KPK, Bawaslu, dan KPU Kantongi Data Transaksi Janggal Pemilu 2024 Dari PPATK, Ini Tindak Lanjutnya
KPK mengaku sudah menerima data transaksi janggal atau mencurigakan terkait dana Pemilu 2024 dari PPATK. Berikut Tindak lanjutnya
Editor: Adi Suhendi
TRIBUNNEWS.COM, JAKARTA - Komisi Pemberantasan Korupsi (KPK), Badan Pengawas Pemilu (Bawaslu), dan Komisi Pemilihan Umum (KPU) sudah menerima data transaksi janggal dana Pemilu 2024 dari Pusat Pelaporan dan Analisis Transaksi Keuangan (PPATK).

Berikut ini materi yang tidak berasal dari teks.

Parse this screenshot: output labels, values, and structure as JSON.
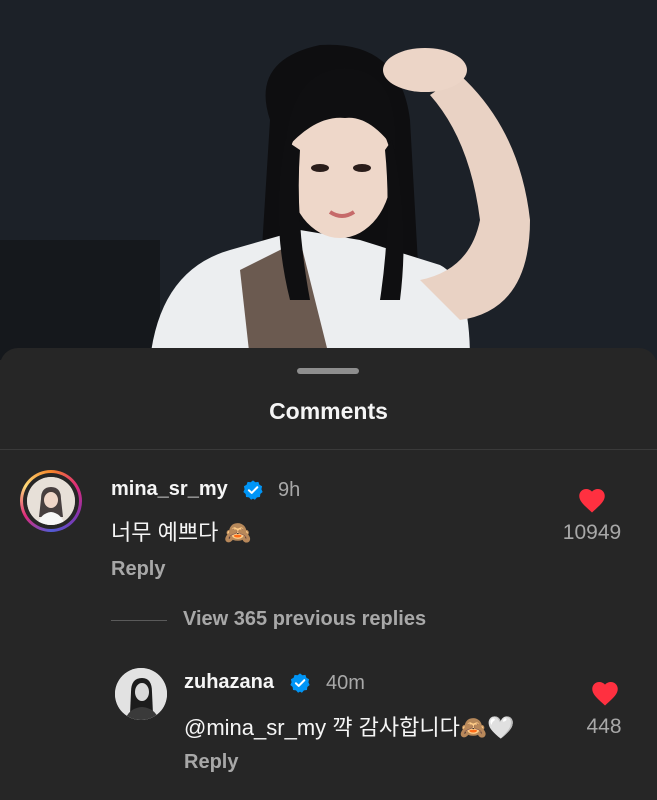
{
  "sheet": {
    "title": "Comments"
  },
  "comments": [
    {
      "username": "mina_sr_my",
      "verified": true,
      "time": "9h",
      "text": "너무 예쁘다 🙈",
      "likes": "10949",
      "reply_label": "Reply"
    }
  ],
  "view_replies": "View 365 previous replies",
  "replies": [
    {
      "username": "zuhazana",
      "verified": true,
      "time": "40m",
      "text": "@mina_sr_my 꺅 감사합니다🙈🤍",
      "likes": "448",
      "reply_label": "Reply"
    }
  ],
  "colors": {
    "background": "#262626",
    "verified": "#0095f6",
    "heart": "#ff3040",
    "secondary_text": "#a8a8a8"
  },
  "icons": [
    "verified-badge-icon",
    "heart-icon"
  ]
}
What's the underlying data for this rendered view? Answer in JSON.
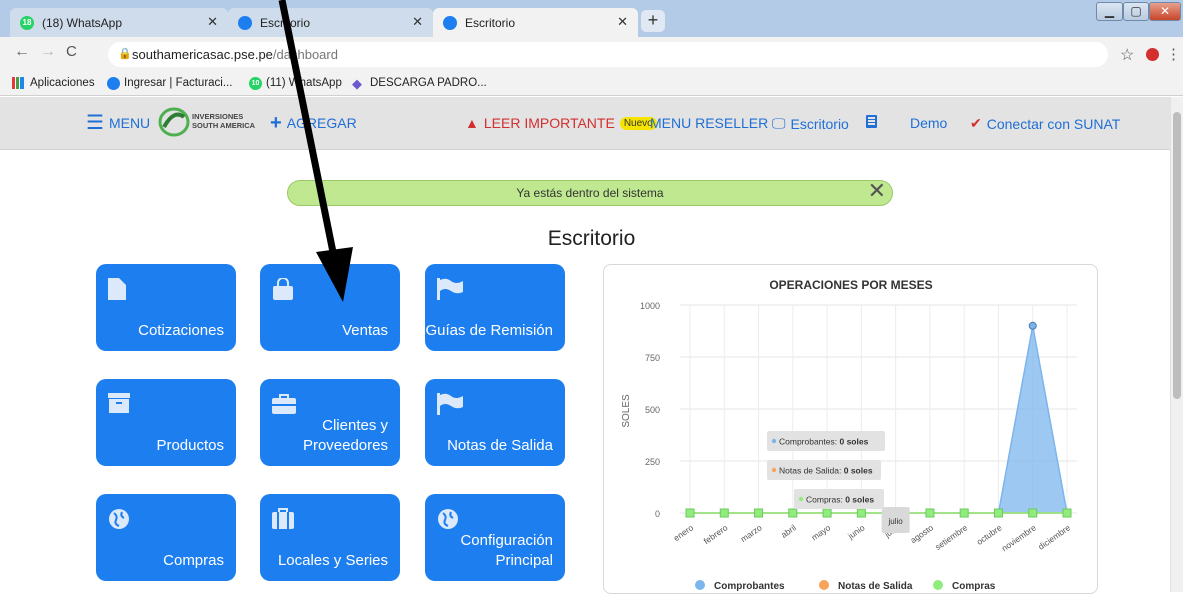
{
  "browser": {
    "tabs": [
      {
        "badge": "18",
        "label": "(18) WhatsApp"
      },
      {
        "label": "Escritorio"
      },
      {
        "label": "Escritorio"
      }
    ],
    "new_tab_label": "+",
    "url_host": "southamericasac.pse.pe",
    "url_path": "/dashboard"
  },
  "bookmarks": [
    {
      "label": "Aplicaciones"
    },
    {
      "label": "Ingresar | Facturaci..."
    },
    {
      "badge": "10",
      "label": "(11) WhatsApp"
    },
    {
      "label": "DESCARGA PADRO..."
    }
  ],
  "appnav": {
    "menu": "MENU",
    "logo_line1": "INVERSIONES",
    "logo_line2": "SOUTH AMERICA",
    "agregar": "AGREGAR",
    "leer": "LEER IMPORTANTE",
    "nuevo": "Nuevo",
    "reseller": "MENU RESELLER",
    "escritorio": "Escritorio",
    "demo": "Demo",
    "sunat": "Conectar con SUNAT"
  },
  "alert": {
    "text": "Ya estás dentro del sistema"
  },
  "page_title": "Escritorio",
  "tiles": [
    {
      "name": "tile-cotizaciones",
      "icon": "document-icon",
      "label": "Cotizaciones"
    },
    {
      "name": "tile-ventas",
      "icon": "shopping-bag-icon",
      "label": "Ventas"
    },
    {
      "name": "tile-guias",
      "icon": "flag-icon",
      "label": "Guías de Remisión"
    },
    {
      "name": "tile-productos",
      "icon": "archive-box-icon",
      "label": "Productos"
    },
    {
      "name": "tile-clientes",
      "icon": "briefcase-icon",
      "label": "Clientes y Proveedores"
    },
    {
      "name": "tile-notas",
      "icon": "flag-icon",
      "label": "Notas de Salida"
    },
    {
      "name": "tile-compras",
      "icon": "globe-icon",
      "label": "Compras"
    },
    {
      "name": "tile-locales",
      "icon": "luggage-icon",
      "label": "Locales y Series"
    },
    {
      "name": "tile-config",
      "icon": "globe-icon",
      "label": "Configuración Principal"
    }
  ],
  "chart_data": {
    "type": "area",
    "title": "OPERACIONES POR MESES",
    "ylabel": "SOLES",
    "ylim": [
      0,
      1000
    ],
    "yticks": [
      0,
      250,
      500,
      750,
      1000
    ],
    "grid": true,
    "legend": "bottom",
    "categories": [
      "enero",
      "febrero",
      "marzo",
      "abril",
      "mayo",
      "junio",
      "julio",
      "agosto",
      "setiembre",
      "octubre",
      "noviembre",
      "diciembre"
    ],
    "series": [
      {
        "name": "Comprobantes",
        "color": "#7cb5ec",
        "values": [
          0,
          0,
          0,
          0,
          0,
          0,
          0,
          0,
          0,
          0,
          900,
          0
        ]
      },
      {
        "name": "Notas de Salida",
        "color": "#f7a35c",
        "values": [
          0,
          0,
          0,
          0,
          0,
          0,
          0,
          0,
          0,
          0,
          0,
          0
        ]
      },
      {
        "name": "Compras",
        "color": "#90ed7d",
        "values": [
          0,
          0,
          0,
          0,
          0,
          0,
          0,
          0,
          0,
          0,
          0,
          0
        ]
      }
    ],
    "tooltip": {
      "category": "julio",
      "lines": [
        {
          "series": "Comprobantes",
          "text": "Comprobantes: ",
          "value": "0 soles"
        },
        {
          "series": "Notas de Salida",
          "text": "Notas de Salida: ",
          "value": "0 soles"
        },
        {
          "series": "Compras",
          "text": "Compras: ",
          "value": "0 soles"
        }
      ]
    }
  }
}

Menyikapi hal tersebut, KPK langsung bergerak mempelajari dan mulai merencanakan tindak lanjut terhadap data tersebut.
"Sudah terima dan kita tinggal perintahkan, pelajari, rencanakan tindak lanjutnya, dan bahas dengan pimpinan," kata Wakil Ketua KPK Alexander Marwata di Gedung Merah Putih KPK, Jakarta Selatan, Rabu (20/12/2023).
Mantan hakim ad hoc Pengadilan Tipikor Jakarta tersebut enggan bicara lebih lanjut mengingat data dari PPATK masuk dalam informasi intelijen.
"KPK sudah terima laporan dari PPATK terkait dugaan terjadinya dana kampanye atau apa istilahnya, dan pimpinan sudah minta agar dipelajari, rencanakan dan bahas dengan pimpinan. Itu disposisi saya," ujar Alex.
Baca juga: Pakar Hukum Berharap Bawaslu Tindaklanjuti Laporan PPATK Soal Sumber Dana Kampanye Ilegal
Bawaslu pun mengakui sudah menerima data dari PPATK tersebut.
Ketua Bawaslu RI Rahmat Bagja mengatakan data PPATK tersebut tak bisa dijadikan sebagai alat bukti untuk dugaan tindakan pelanggaran Pemilu.
"Data tersebut adalah data-data yang tidak bisa dijadikan alat bukti dalam hukum," kata Rahmat Bagja dalam jumpa pers di kantornya, Selasa (19/12/2023).
Data-data itu hanya bisa digunakan pihaknya sebagai informasi awal.
Baca juga: Fakta Temuan PPATK Soal Transaksi Mencurigakan Terkait Pemilu 2024, KPU Bakal Tanyakan Lebih Detail
Selain itu data yang diberikan PPATK terhadap Bawaslu bersifat rahasia.
Sehingga, mereka tidak bisa untuk menyampaikan data tersebut ke publik.
"Kami sebutkan bahwa kami menerima surat laporan PPATK, kami harus menyebutkan juga bahwa dalam surat tersebut ada disclaimer," ujarnya.
"Disclaimer itu menyebutkan bahwa dari data tidak boleh disampaikan kepada publik," sambung Bagja.
Karena itu, kata Bagja, apabila pihaknya menyampaikan temuan PPATK itu kepada publik maka bisa menjadi masalah besar.